D.C. Board President To Stay in Education
Saturday, August 30, 2008
D.C. State Board of Education President Robert C. Bobb, who will leave the board at the end of the year, said he plans to stay involved in education issues.
"I believe that I can play a greater role in the larger arena of public education," he said. "That's what I intend to do, and I will absolutely keep my hands in the mix, both locally and nationally."
Although Bobb decided earlier this week not to seek reelection, he said he has few regrets about the work the board has done. Still, Bobb, dressed in a baseball cap, business casual and brown cowboy boots as he talked over coffee, longed for the work he has not been able to do during his almost two years on the board.
"I know that in public education, being on the ground, in the trenches, is in my heart, in my soul, and that's why I ran to be president of the school board," Bobb said.
When Bobb was elected in 2006, he became the high-profile president of a local school board with control over day-to-day operations and the authority to approve the schools budget and hire and fire the superintendent. After Mayor Adrian M. Fenty (D) took over the schools last year and appointed Michelle A. Rhee chancellor, the board's role changed dramatically. Suddenly, Bobb was head of a board with responsibility to establish teaching standards but with little control over daily school life.

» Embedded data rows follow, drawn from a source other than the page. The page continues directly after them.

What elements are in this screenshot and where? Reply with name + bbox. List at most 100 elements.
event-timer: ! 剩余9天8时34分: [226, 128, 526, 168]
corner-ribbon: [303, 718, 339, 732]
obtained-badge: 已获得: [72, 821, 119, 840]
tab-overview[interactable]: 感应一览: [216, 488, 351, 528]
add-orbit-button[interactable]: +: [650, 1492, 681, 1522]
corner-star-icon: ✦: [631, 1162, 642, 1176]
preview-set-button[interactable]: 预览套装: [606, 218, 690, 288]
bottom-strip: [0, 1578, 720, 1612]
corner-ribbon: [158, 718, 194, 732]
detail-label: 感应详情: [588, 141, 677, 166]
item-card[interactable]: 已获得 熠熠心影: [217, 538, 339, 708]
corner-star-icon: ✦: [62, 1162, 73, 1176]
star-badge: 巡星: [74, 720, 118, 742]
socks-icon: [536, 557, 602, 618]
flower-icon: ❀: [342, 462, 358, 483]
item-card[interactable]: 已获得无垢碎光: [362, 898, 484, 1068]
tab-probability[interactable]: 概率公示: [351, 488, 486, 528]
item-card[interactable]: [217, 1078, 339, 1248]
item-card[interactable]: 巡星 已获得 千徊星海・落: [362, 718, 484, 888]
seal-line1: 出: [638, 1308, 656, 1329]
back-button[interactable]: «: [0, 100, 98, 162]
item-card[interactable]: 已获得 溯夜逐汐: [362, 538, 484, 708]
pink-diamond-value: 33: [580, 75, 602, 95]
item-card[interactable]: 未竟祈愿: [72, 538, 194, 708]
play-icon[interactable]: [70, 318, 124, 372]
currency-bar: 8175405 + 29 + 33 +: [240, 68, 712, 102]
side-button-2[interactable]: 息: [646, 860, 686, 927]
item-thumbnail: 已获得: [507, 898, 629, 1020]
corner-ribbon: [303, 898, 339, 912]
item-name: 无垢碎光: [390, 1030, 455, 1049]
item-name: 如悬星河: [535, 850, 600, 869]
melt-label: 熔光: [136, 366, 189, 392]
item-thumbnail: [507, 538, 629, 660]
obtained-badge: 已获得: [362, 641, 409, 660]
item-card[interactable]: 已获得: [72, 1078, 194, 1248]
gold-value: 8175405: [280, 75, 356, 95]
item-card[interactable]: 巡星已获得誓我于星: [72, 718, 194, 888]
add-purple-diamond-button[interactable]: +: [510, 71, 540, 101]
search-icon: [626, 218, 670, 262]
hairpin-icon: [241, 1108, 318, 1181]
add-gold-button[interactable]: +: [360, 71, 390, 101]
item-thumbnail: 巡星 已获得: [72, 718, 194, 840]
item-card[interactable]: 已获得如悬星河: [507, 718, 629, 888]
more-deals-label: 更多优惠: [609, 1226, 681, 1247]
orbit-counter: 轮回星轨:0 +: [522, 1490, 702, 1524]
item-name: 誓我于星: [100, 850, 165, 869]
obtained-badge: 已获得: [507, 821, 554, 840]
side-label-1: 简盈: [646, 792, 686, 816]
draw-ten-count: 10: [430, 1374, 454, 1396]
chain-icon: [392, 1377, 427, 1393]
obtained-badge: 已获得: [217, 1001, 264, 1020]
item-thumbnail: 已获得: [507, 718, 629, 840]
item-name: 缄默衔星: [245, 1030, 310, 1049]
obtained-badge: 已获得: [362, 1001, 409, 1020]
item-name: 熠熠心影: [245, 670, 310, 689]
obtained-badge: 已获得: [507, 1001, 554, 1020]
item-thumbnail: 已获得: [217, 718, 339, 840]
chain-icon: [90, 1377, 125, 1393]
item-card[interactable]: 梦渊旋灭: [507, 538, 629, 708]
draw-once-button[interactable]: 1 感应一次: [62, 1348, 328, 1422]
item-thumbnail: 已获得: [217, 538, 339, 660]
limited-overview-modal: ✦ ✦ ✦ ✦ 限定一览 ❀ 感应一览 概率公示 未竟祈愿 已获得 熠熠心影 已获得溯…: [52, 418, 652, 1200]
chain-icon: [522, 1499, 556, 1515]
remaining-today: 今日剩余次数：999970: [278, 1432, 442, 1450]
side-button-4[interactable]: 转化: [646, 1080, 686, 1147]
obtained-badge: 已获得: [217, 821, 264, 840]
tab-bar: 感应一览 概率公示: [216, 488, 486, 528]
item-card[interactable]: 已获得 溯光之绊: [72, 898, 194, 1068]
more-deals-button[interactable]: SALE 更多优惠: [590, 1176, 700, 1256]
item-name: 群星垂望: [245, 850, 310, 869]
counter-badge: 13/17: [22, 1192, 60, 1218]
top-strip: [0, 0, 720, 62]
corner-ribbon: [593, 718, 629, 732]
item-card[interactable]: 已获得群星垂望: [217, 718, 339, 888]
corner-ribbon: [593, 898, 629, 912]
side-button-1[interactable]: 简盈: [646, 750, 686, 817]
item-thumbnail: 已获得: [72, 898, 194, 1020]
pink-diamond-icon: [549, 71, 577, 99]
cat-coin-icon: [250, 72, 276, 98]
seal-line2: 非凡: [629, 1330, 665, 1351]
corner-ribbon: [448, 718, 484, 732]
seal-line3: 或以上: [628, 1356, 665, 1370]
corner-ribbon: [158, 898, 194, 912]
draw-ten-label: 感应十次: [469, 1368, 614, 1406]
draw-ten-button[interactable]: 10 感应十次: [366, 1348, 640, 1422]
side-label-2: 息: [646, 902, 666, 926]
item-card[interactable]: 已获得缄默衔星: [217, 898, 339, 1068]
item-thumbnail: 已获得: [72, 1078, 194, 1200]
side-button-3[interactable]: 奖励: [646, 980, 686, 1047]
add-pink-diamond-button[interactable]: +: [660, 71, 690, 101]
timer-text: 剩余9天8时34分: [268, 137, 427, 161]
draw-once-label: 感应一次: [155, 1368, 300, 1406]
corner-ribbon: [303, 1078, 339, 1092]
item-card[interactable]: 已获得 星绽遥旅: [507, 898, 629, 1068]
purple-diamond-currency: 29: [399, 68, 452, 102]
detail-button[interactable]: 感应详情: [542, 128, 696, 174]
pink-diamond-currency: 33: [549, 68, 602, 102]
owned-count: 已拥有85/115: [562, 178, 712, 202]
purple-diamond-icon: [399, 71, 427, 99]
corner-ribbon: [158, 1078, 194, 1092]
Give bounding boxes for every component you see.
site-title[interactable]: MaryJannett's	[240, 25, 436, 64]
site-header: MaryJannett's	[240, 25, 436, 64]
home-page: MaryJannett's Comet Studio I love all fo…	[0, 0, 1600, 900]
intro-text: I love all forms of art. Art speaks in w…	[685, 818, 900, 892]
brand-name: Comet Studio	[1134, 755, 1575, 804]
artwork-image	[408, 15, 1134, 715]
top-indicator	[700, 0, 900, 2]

Bobb said the transition brought frustrations but left him satisfied with the work the board has accomplished. "It's been an important year," he said.
The board approved new standards for health education, home schooling, teacher quality and special education. But it has had to sit back as Rhee pursued her aggressive reforms. Bobb met Rhee for a meal the day after she became chancellor and had a only few more meetings with her.
"I believe that the chancellor is taking the appropriate approach in turning the entire organization upside down," Bobb said. "We would like to have had a little bit more involvement" in the reforms, especially ones involving the budget.
Bobb came to the District in 2003 as a high-profile pick for city administrator by then-Mayor Anthony A. Williams (D). He had previously served as city manager of Oakland, Calif., Richmond and several other cities. He was well-regarded, but he resigned in 2006 to run for the school board.
"The connection between education and public life has always been part of who I am," he said, mentioning his rural Louisiana upbringing. Education "was my way out," Bobb said, and running for school board "was just a natural progression."
Bobb said he has enjoyed the board's regulatory role and has been fortunate to work with people who get along. He says he is concerned about problems that could arise when the board, a mix of elected and appointed members, becomes an all-elected board next year. For example, the school board president, previously elected by voters, will be selected by the board members. That process, Bobb said, might cause tensions.
"My fear is that . . . it's going to become less policy-focused and more political," he said. "We've proved that we can appoint people to the board, and they can be great members."
Meanwhile, Bobb looks forward to the rest of the year's work, although he missed Wednesday's board meeting due to a business conflict. He is especially interested in working on programs designed to bridge "the preparation gap" for children up to age 3.
Some who have worked with Bobb will miss him.
"Bobb has always been about getting the work done," said Deborah A. Gist, the state superintendent of education. "I was looking forward to working with him."
When he leaves in December, Bobb said he plans to pursue his consulting business, which includes providing management advice to officials in Oakland, New Orleans and other cities. Bobb also plans to volunteer in local education organizations, particularly ones that focus on reading.